We are willing to engage in a discussion about appropriate data elements for inclusion in existing platforms for reporting basic research findings, or about elements for inclusion in potential new platforms that are appropriate for basic research with human subjects.
Fundamentally, APS believes that the question of which data elements are appropriate for reporting and registration of basic research with human subjects is entirely separate from the issue of whether basic research with human subjects should be classified as clinical trials. As always, APS is supportive of efforts to strengthen registration and reporting of basic research with human subjects, which we believe is a core aspect of ensuring rigorous and reproducible science.
RFI Topic: Other existing reporting standards for prospective basic science studies involving human participants and how such standards would fulfill the aims described in the NIH Policy on the Dissemination of NIH-Funded Clinical Trial Information
APS: It is inappropriate to address this question in the context of this RFI, which needlessly combines the question of whether basic research with human subjects should be defined as clinical trials — which APS and the entire basic research community opposes — with recommended reporting and registration standards for basic science research. Please see our answers to the second and third prompts for more.
RFI Topic: Any other point the respondent feels is relevant for NIH to consider in implementing this policy for timely registration and reporting of prospective basic science studies involving human participants
APS: NIH must halt its efforts to define basic research with human subjects as clinical trials. The basic human subjects research community, academic institutions and organizations, and other groups are unanimous in opposing this definition. It is entirely unclear to APS and the community why NIH is persisting in its efforts, especially given that including basic research with human subjects in the definition of clinical trials will not solve the problem of the underreporting and lack of registration of true clinical trials.
Moreover, APS requests that NIH’s clinical trials definition and associated policies, case studies, and other guidance be reverted to their 2014 status, prior to the introduction of the expanded definition of clinical trials to include basic research with human subjects, and not permit directly or indirectly by implication or reference a definition of clinical trials that includes basic research with human subjects.
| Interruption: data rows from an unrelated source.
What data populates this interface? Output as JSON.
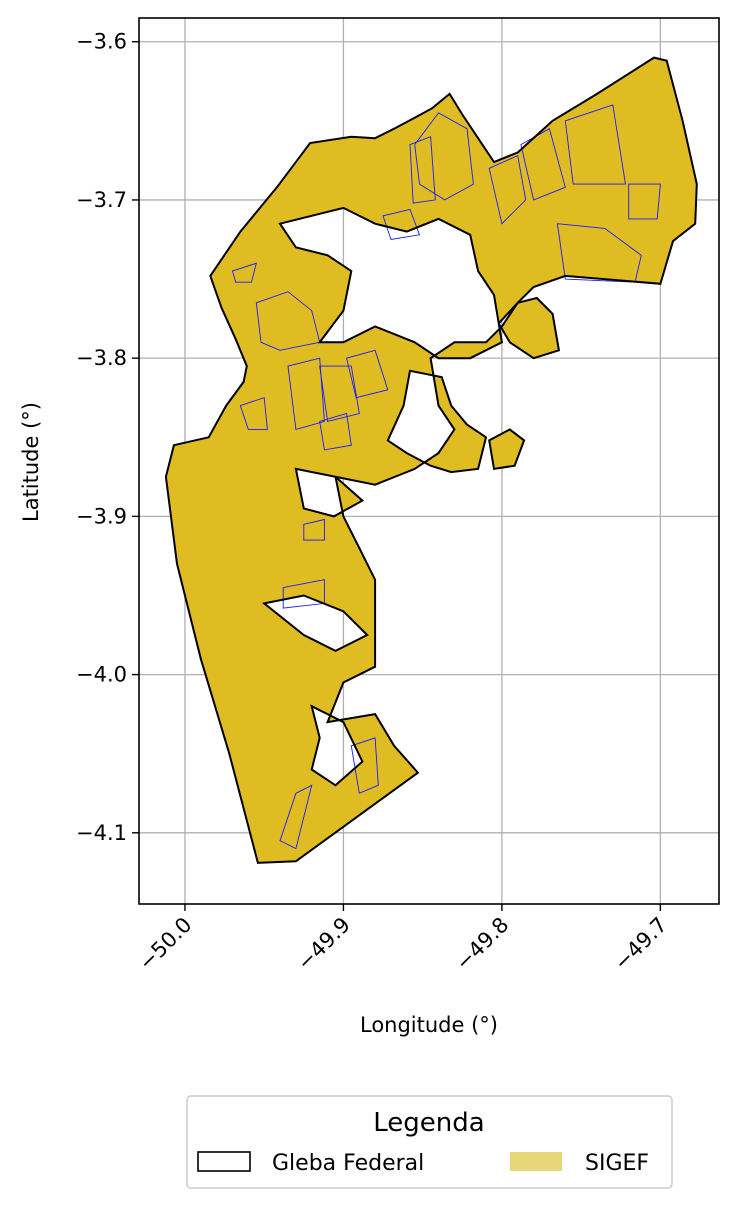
{
  "chart_data": {
    "type": "map",
    "xlabel": "Longitude (°)",
    "ylabel": "Latitude (°)",
    "xlim": [
      -50.029,
      -49.663
    ],
    "ylim": [
      -4.145,
      -3.585
    ],
    "x_ticks": [
      {
        "value": -50.0,
        "label": "−50.0"
      },
      {
        "value": -49.9,
        "label": "−49.9"
      },
      {
        "value": -49.8,
        "label": "−49.8"
      },
      {
        "value": -49.7,
        "label": "−49.7"
      }
    ],
    "y_ticks": [
      {
        "value": -3.6,
        "label": "−3.6"
      },
      {
        "value": -3.7,
        "label": "−3.7"
      },
      {
        "value": -3.8,
        "label": "−3.8"
      },
      {
        "value": -3.9,
        "label": "−3.9"
      },
      {
        "value": -4.0,
        "label": "−4.0"
      },
      {
        "value": -4.1,
        "label": "−4.1"
      }
    ],
    "x_tick_rotation_deg": 45,
    "grid": true,
    "legend": {
      "title": "Legenda",
      "placement": "bottom-center",
      "entries": [
        {
          "label": "Gleba Federal",
          "style": "outline",
          "color": "#000000"
        },
        {
          "label": "SIGEF",
          "style": "fill",
          "color": "#e9d677"
        }
      ]
    },
    "colors": {
      "gleba_outline": "#000000",
      "sigef_fill": "#dfbc22",
      "parcel_outline": "#1a1aff",
      "grid": "#b0b0b0"
    },
    "gleba_boundary": [
      [
        -49.954,
        -4.119
      ],
      [
        -49.972,
        -4.05
      ],
      [
        -49.99,
        -3.99
      ],
      [
        -50.005,
        -3.93
      ],
      [
        -50.012,
        -3.875
      ],
      [
        -50.007,
        -3.855
      ],
      [
        -49.985,
        -3.85
      ],
      [
        -49.974,
        -3.83
      ],
      [
        -49.963,
        -3.815
      ],
      [
        -49.961,
        -3.805
      ],
      [
        -49.968,
        -3.788
      ],
      [
        -49.977,
        -3.768
      ],
      [
        -49.984,
        -3.748
      ],
      [
        -49.965,
        -3.72
      ],
      [
        -49.942,
        -3.692
      ],
      [
        -49.921,
        -3.664
      ],
      [
        -49.895,
        -3.66
      ],
      [
        -49.88,
        -3.661
      ],
      [
        -49.868,
        -3.655
      ],
      [
        -49.855,
        -3.648
      ],
      [
        -49.844,
        -3.642
      ],
      [
        -49.833,
        -3.633
      ],
      [
        -49.825,
        -3.646
      ],
      [
        -49.805,
        -3.676
      ],
      [
        -49.79,
        -3.67
      ],
      [
        -49.768,
        -3.65
      ],
      [
        -49.74,
        -3.633
      ],
      [
        -49.704,
        -3.61
      ],
      [
        -49.696,
        -3.612
      ],
      [
        -49.686,
        -3.65
      ],
      [
        -49.677,
        -3.69
      ],
      [
        -49.678,
        -3.715
      ],
      [
        -49.692,
        -3.726
      ],
      [
        -49.7,
        -3.753
      ],
      [
        -49.76,
        -3.748
      ],
      [
        -49.78,
        -3.755
      ],
      [
        -49.79,
        -3.765
      ],
      [
        -49.8,
        -3.78
      ],
      [
        -49.81,
        -3.79
      ],
      [
        -49.83,
        -3.79
      ],
      [
        -49.845,
        -3.8
      ],
      [
        -49.84,
        -3.83
      ],
      [
        -49.83,
        -3.845
      ],
      [
        -49.84,
        -3.86
      ],
      [
        -49.855,
        -3.87
      ],
      [
        -49.88,
        -3.88
      ],
      [
        -49.905,
        -3.875
      ],
      [
        -49.9,
        -3.9
      ],
      [
        -49.89,
        -3.92
      ],
      [
        -49.88,
        -3.94
      ],
      [
        -49.88,
        -3.97
      ],
      [
        -49.88,
        -3.995
      ],
      [
        -49.9,
        -4.005
      ],
      [
        -49.91,
        -4.03
      ],
      [
        -49.88,
        -4.025
      ],
      [
        -49.868,
        -4.045
      ],
      [
        -49.853,
        -4.062
      ],
      [
        -49.93,
        -4.118
      ]
    ],
    "holes": [
      {
        "name": "upper-river-cutout",
        "points": [
          [
            -49.94,
            -3.715
          ],
          [
            -49.9,
            -3.705
          ],
          [
            -49.88,
            -3.715
          ],
          [
            -49.86,
            -3.72
          ],
          [
            -49.84,
            -3.712
          ],
          [
            -49.82,
            -3.722
          ],
          [
            -49.815,
            -3.745
          ],
          [
            -49.805,
            -3.76
          ],
          [
            -49.8,
            -3.79
          ],
          [
            -49.82,
            -3.8
          ],
          [
            -49.84,
            -3.8
          ],
          [
            -49.855,
            -3.79
          ],
          [
            -49.88,
            -3.78
          ],
          [
            -49.9,
            -3.79
          ],
          [
            -49.915,
            -3.79
          ],
          [
            -49.9,
            -3.77
          ],
          [
            -49.895,
            -3.745
          ],
          [
            -49.91,
            -3.735
          ],
          [
            -49.93,
            -3.73
          ]
        ]
      },
      {
        "name": "right-river-cutout",
        "points": [
          [
            -49.79,
            -3.765
          ],
          [
            -49.778,
            -3.762
          ],
          [
            -49.768,
            -3.772
          ],
          [
            -49.764,
            -3.795
          ],
          [
            -49.78,
            -3.8
          ],
          [
            -49.795,
            -3.79
          ],
          [
            -49.802,
            -3.778
          ]
        ]
      },
      {
        "name": "middle-river-cutout",
        "points": [
          [
            -49.858,
            -3.808
          ],
          [
            -49.838,
            -3.812
          ],
          [
            -49.832,
            -3.83
          ],
          [
            -49.822,
            -3.842
          ],
          [
            -49.81,
            -3.85
          ],
          [
            -49.815,
            -3.87
          ],
          [
            -49.832,
            -3.872
          ],
          [
            -49.845,
            -3.868
          ],
          [
            -49.86,
            -3.86
          ],
          [
            -49.872,
            -3.852
          ],
          [
            -49.862,
            -3.83
          ]
        ]
      },
      {
        "name": "east-lobe-cutout",
        "points": [
          [
            -49.808,
            -3.852
          ],
          [
            -49.795,
            -3.845
          ],
          [
            -49.786,
            -3.852
          ],
          [
            -49.792,
            -3.868
          ],
          [
            -49.805,
            -3.87
          ]
        ]
      },
      {
        "name": "lower-inlet-1",
        "points": [
          [
            -49.93,
            -3.87
          ],
          [
            -49.905,
            -3.875
          ],
          [
            -49.888,
            -3.89
          ],
          [
            -49.906,
            -3.9
          ],
          [
            -49.925,
            -3.895
          ]
        ]
      },
      {
        "name": "lower-inlet-2",
        "points": [
          [
            -49.95,
            -3.955
          ],
          [
            -49.925,
            -3.95
          ],
          [
            -49.9,
            -3.96
          ],
          [
            -49.885,
            -3.975
          ],
          [
            -49.905,
            -3.985
          ],
          [
            -49.925,
            -3.975
          ]
        ]
      },
      {
        "name": "lower-inlet-3",
        "points": [
          [
            -49.92,
            -4.02
          ],
          [
            -49.9,
            -4.03
          ],
          [
            -49.888,
            -4.055
          ],
          [
            -49.905,
            -4.07
          ],
          [
            -49.92,
            -4.06
          ],
          [
            -49.915,
            -4.04
          ]
        ]
      }
    ],
    "parcels": [
      [
        [
          -49.84,
          -3.645
        ],
        [
          -49.822,
          -3.655
        ],
        [
          -49.818,
          -3.69
        ],
        [
          -49.836,
          -3.7
        ],
        [
          -49.852,
          -3.69
        ],
        [
          -49.855,
          -3.665
        ]
      ],
      [
        [
          -49.858,
          -3.665
        ],
        [
          -49.845,
          -3.66
        ],
        [
          -49.842,
          -3.7
        ],
        [
          -49.856,
          -3.702
        ]
      ],
      [
        [
          -49.808,
          -3.68
        ],
        [
          -49.79,
          -3.672
        ],
        [
          -49.785,
          -3.7
        ],
        [
          -49.8,
          -3.715
        ]
      ],
      [
        [
          -49.788,
          -3.665
        ],
        [
          -49.77,
          -3.655
        ],
        [
          -49.76,
          -3.692
        ],
        [
          -49.78,
          -3.7
        ]
      ],
      [
        [
          -49.76,
          -3.65
        ],
        [
          -49.73,
          -3.64
        ],
        [
          -49.722,
          -3.69
        ],
        [
          -49.755,
          -3.69
        ]
      ],
      [
        [
          -49.72,
          -3.69
        ],
        [
          -49.7,
          -3.69
        ],
        [
          -49.702,
          -3.712
        ],
        [
          -49.72,
          -3.712
        ]
      ],
      [
        [
          -49.765,
          -3.715
        ],
        [
          -49.735,
          -3.718
        ],
        [
          -49.712,
          -3.735
        ],
        [
          -49.716,
          -3.752
        ],
        [
          -49.76,
          -3.75
        ]
      ],
      [
        [
          -49.875,
          -3.71
        ],
        [
          -49.858,
          -3.706
        ],
        [
          -49.852,
          -3.722
        ],
        [
          -49.87,
          -3.725
        ]
      ],
      [
        [
          -49.97,
          -3.745
        ],
        [
          -49.955,
          -3.74
        ],
        [
          -49.958,
          -3.752
        ],
        [
          -49.968,
          -3.752
        ]
      ],
      [
        [
          -49.955,
          -3.765
        ],
        [
          -49.935,
          -3.758
        ],
        [
          -49.92,
          -3.77
        ],
        [
          -49.915,
          -3.79
        ],
        [
          -49.94,
          -3.795
        ],
        [
          -49.952,
          -3.79
        ]
      ],
      [
        [
          -49.935,
          -3.805
        ],
        [
          -49.915,
          -3.8
        ],
        [
          -49.912,
          -3.84
        ],
        [
          -49.93,
          -3.845
        ]
      ],
      [
        [
          -49.915,
          -3.805
        ],
        [
          -49.895,
          -3.805
        ],
        [
          -49.89,
          -3.835
        ],
        [
          -49.91,
          -3.84
        ]
      ],
      [
        [
          -49.898,
          -3.8
        ],
        [
          -49.88,
          -3.795
        ],
        [
          -49.872,
          -3.82
        ],
        [
          -49.892,
          -3.825
        ]
      ],
      [
        [
          -49.915,
          -3.84
        ],
        [
          -49.898,
          -3.835
        ],
        [
          -49.895,
          -3.855
        ],
        [
          -49.912,
          -3.858
        ]
      ],
      [
        [
          -49.965,
          -3.83
        ],
        [
          -49.95,
          -3.825
        ],
        [
          -49.948,
          -3.845
        ],
        [
          -49.96,
          -3.845
        ]
      ],
      [
        [
          -49.938,
          -3.945
        ],
        [
          -49.912,
          -3.94
        ],
        [
          -49.912,
          -3.955
        ],
        [
          -49.938,
          -3.958
        ]
      ],
      [
        [
          -49.925,
          -3.905
        ],
        [
          -49.912,
          -3.902
        ],
        [
          -49.912,
          -3.915
        ],
        [
          -49.925,
          -3.915
        ]
      ],
      [
        [
          -49.93,
          -4.075
        ],
        [
          -49.92,
          -4.07
        ],
        [
          -49.93,
          -4.11
        ],
        [
          -49.94,
          -4.105
        ]
      ],
      [
        [
          -49.895,
          -4.045
        ],
        [
          -49.88,
          -4.04
        ],
        [
          -49.878,
          -4.07
        ],
        [
          -49.89,
          -4.075
        ]
      ]
    ]
  }
}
The definition of clinical trials must be clear so as to not automatically classify basic research with human subjects as clinical trials.
As noted by Congress in its message to NIH, “Fundamental research is critical to the NIH mission and of value to the public, and there is concern that policy changes could have long-term, unintended consequences for this research.” We agree with this assessment and ask that NIH make a fresh start and engage in a process that is focused on designing policies that are appropriate for basic research with human subjects to meet the goals that we share with NIH with regard to ensuring transparency and rigor in research.